### Introduction

We can describe an oscillating mass in terms of its position, velocity, and acceleration as a function of time. We can also describe the system from an energy perspective. In this experiment, you will measure the position and velocity as a function of time for an oscillating mass and spring system, and from those data, plot the kinetic and potential energies of the system.

Energy is present in three forms for the mass and spring system. The mass, m, with velocity, v, can have kinetic energy KE

$KE = \frac{1}{2}m{v^2}$

The spring can hold elastic potential energy, or PEelastic. We calculate PEelastic by using

$P{E_{elastic}} = \frac{1}{2}k{y^2}$

where k is the spring constant and y is the extension or compression of the spring measured from the equilibrium position.

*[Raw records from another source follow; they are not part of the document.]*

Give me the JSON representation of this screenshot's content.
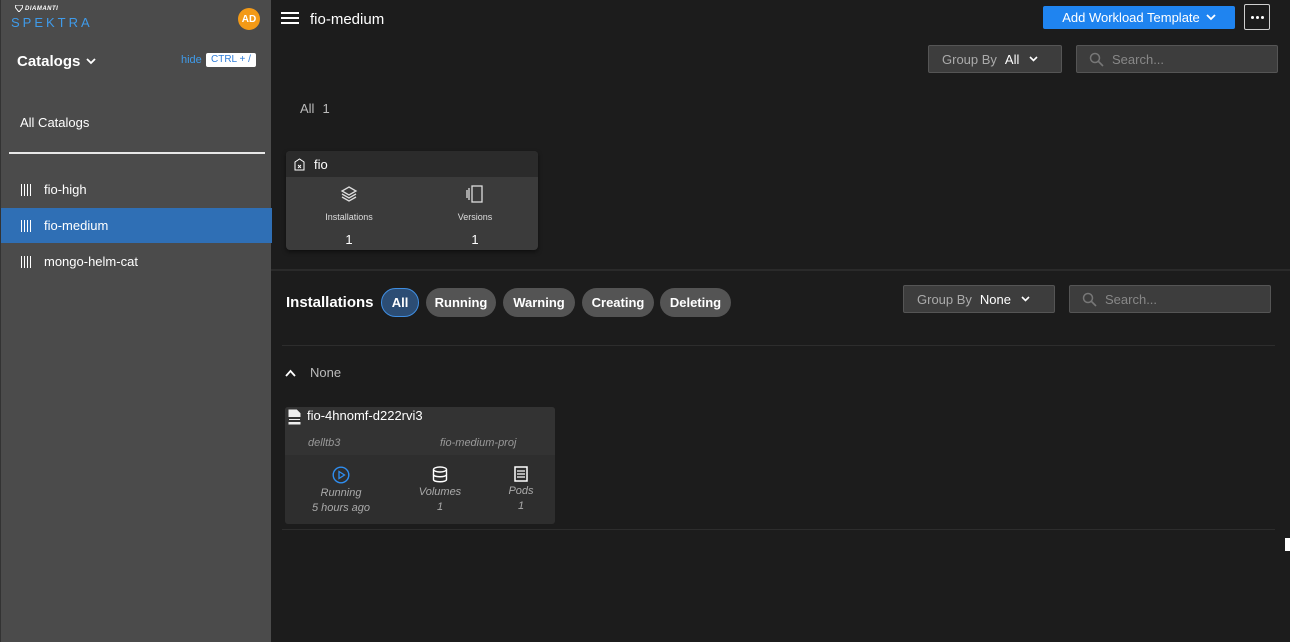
{
  "brand": {
    "company": "DIAMANTI",
    "product": "SPEKTRA"
  },
  "user": {
    "initials": "AD"
  },
  "sidebar": {
    "title": "Catalogs",
    "hide_label": "hide",
    "shortcut": "CTRL + /",
    "all_label": "All Catalogs",
    "items": [
      {
        "label": "fio-high"
      },
      {
        "label": "fio-medium"
      },
      {
        "label": "mongo-helm-cat"
      }
    ]
  },
  "header": {
    "title": "fio-medium",
    "add_button": "Add Workload Template"
  },
  "catalog_filters": {
    "group_by_label": "Group By",
    "group_by_value": "All",
    "search_placeholder": "Search..."
  },
  "summary": {
    "label": "All",
    "count": "1"
  },
  "catalog_card": {
    "name": "fio",
    "installations_label": "Installations",
    "installations_count": "1",
    "versions_label": "Versions",
    "versions_count": "1"
  },
  "installations": {
    "title": "Installations",
    "filters": [
      "All",
      "Running",
      "Warning",
      "Creating",
      "Deleting"
    ],
    "group_by_label": "Group By",
    "group_by_value": "None",
    "search_placeholder": "Search...",
    "group_name": "None",
    "card": {
      "name": "fio-4hnomf-d222rvi3",
      "cluster": "delltb3",
      "project": "fio-medium-proj",
      "status": "Running",
      "status_time": "5 hours ago",
      "volumes_label": "Volumes",
      "volumes_count": "1",
      "pods_label": "Pods",
      "pods_count": "1"
    }
  },
  "colors": {
    "accent": "#1f84f0",
    "sidebar_active": "#2f6fb5",
    "avatar": "#f39a17"
  }
}
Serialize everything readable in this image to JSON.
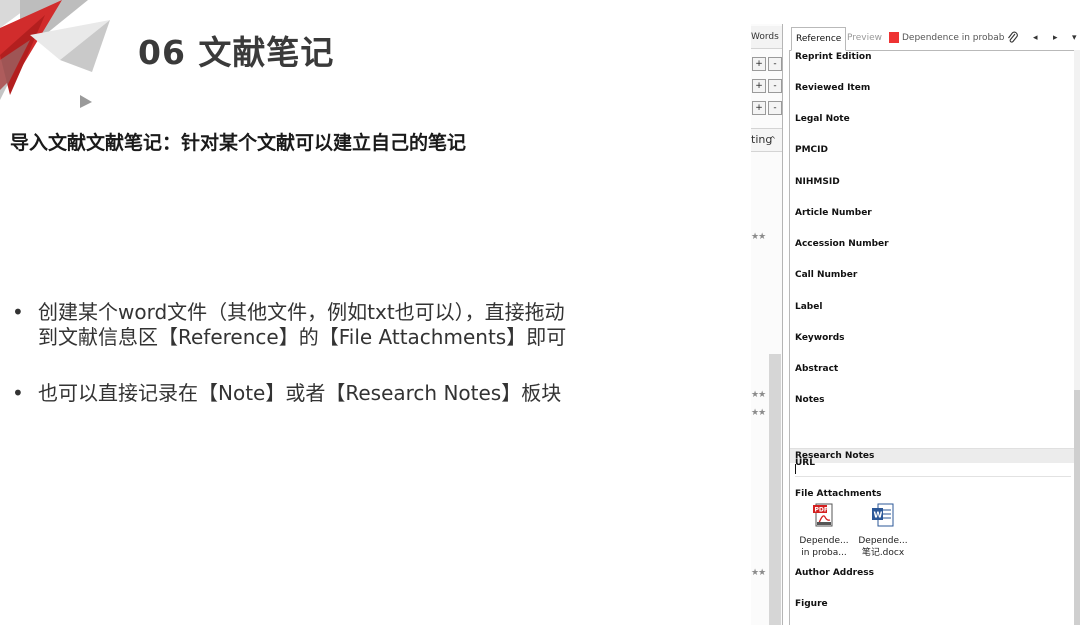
{
  "slide": {
    "title": "06 文献笔记",
    "subtitle": "导入文献文献笔记：针对某个文献可以建立自己的笔记",
    "bullets": [
      {
        "marker": "•",
        "line1": "创建某个word文件（其他文件，例如txt也可以），直接拖动",
        "line2": "到文献信息区【Reference】的【File Attachments】即可"
      },
      {
        "marker": "•",
        "line1": "也可以直接记录在【Note】或者【Research Notes】板块",
        "line2": ""
      }
    ],
    "colors": {
      "logo_red": "#d12c2c",
      "logo_gray": "#9a9a9a",
      "title": "#3a3a3a"
    }
  },
  "endnote": {
    "left_pane": {
      "column_header": "Words",
      "buttons": [
        {
          "plus": "+",
          "minus": "-"
        },
        {
          "plus": "+",
          "minus": "-"
        },
        {
          "plus": "+",
          "minus": "-"
        }
      ],
      "sort_column": "ting",
      "sort_caret": "^",
      "rating_rows": [
        "★★",
        "★★",
        "★★",
        "★★"
      ]
    },
    "tabs": {
      "reference": "Reference",
      "preview": "Preview",
      "pdf": "Dependence in probab",
      "attach_icon": "paperclip-icon",
      "prev": "◂",
      "next": "▸",
      "menu": "▾"
    },
    "fields": [
      "Reprint Edition",
      "Reviewed Item",
      "Legal Note",
      "PMCID",
      "NIHMSID",
      "Article Number",
      "Accession Number",
      "Call Number",
      "Label",
      "Keywords",
      "Abstract",
      "Notes",
      "Research Notes",
      "URL",
      "File Attachments",
      "Author Address",
      "Figure"
    ],
    "attachments": [
      {
        "icon": "pdf-file-icon",
        "line1": "Depende...",
        "line2": "in proba..."
      },
      {
        "icon": "word-file-icon",
        "line1": "Depende...",
        "line2": "笔记.docx"
      }
    ]
  }
}
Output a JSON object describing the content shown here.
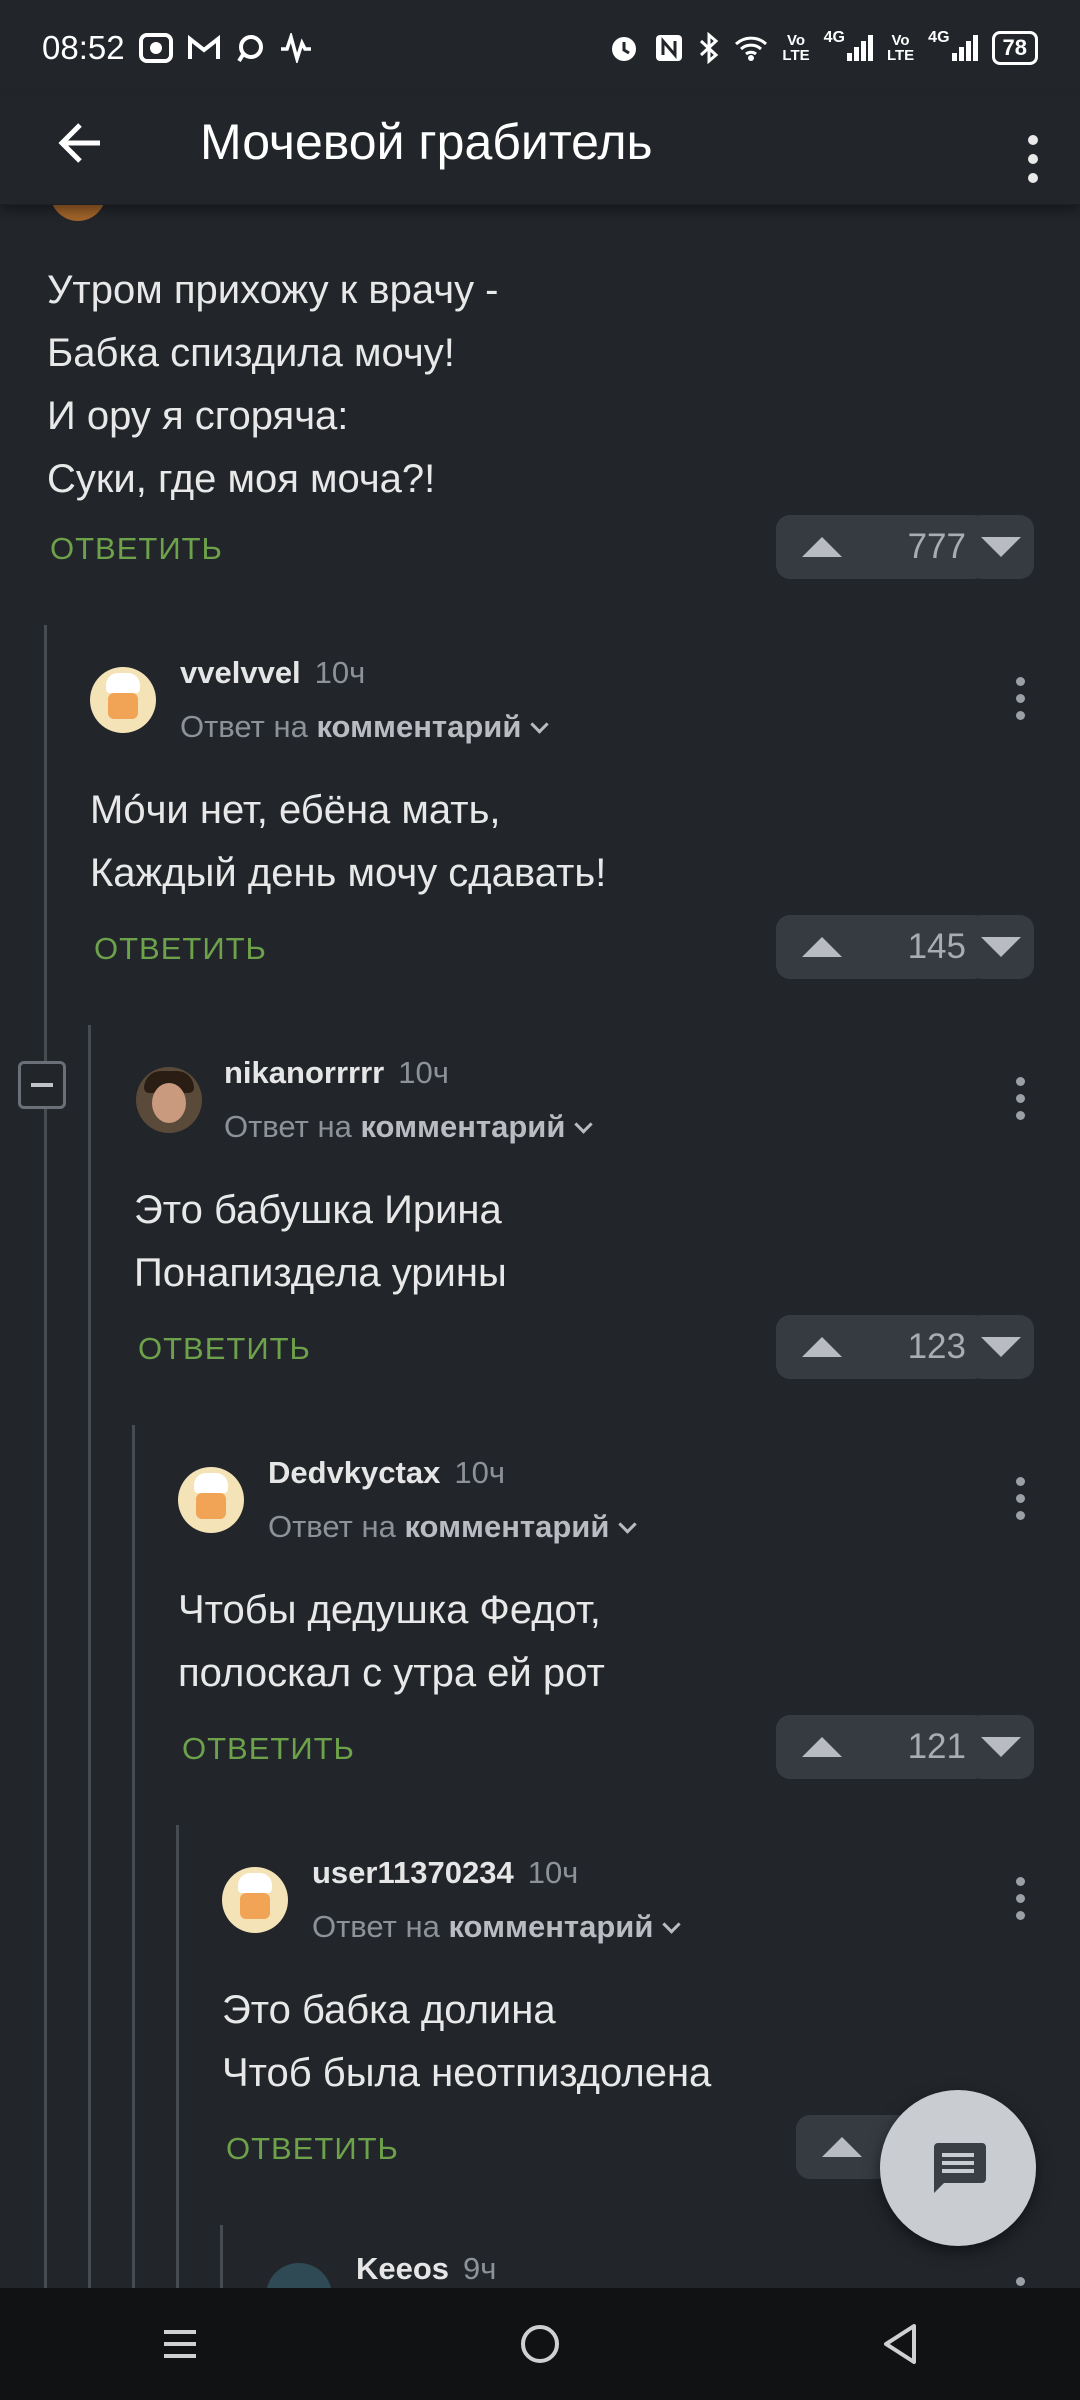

The mass and spring system also has gravitational potential energy (PEgravitational = mgy), but we do not have to include the gravitational potential energy term if we measure the spring length from the hanging equilibrium position. We can then concentrate on the exchange of energy between kinetic energy and elastic potential energy.

If there are no other forces experienced by the system, then the principle of conservation of energy tells us that the sum ΔKE + ΔPEelastic = 0, which we can test experimentally.

### Objectives

• Examine the energies involved in simple harmonic motion.
• Test the principle of conservation of energy.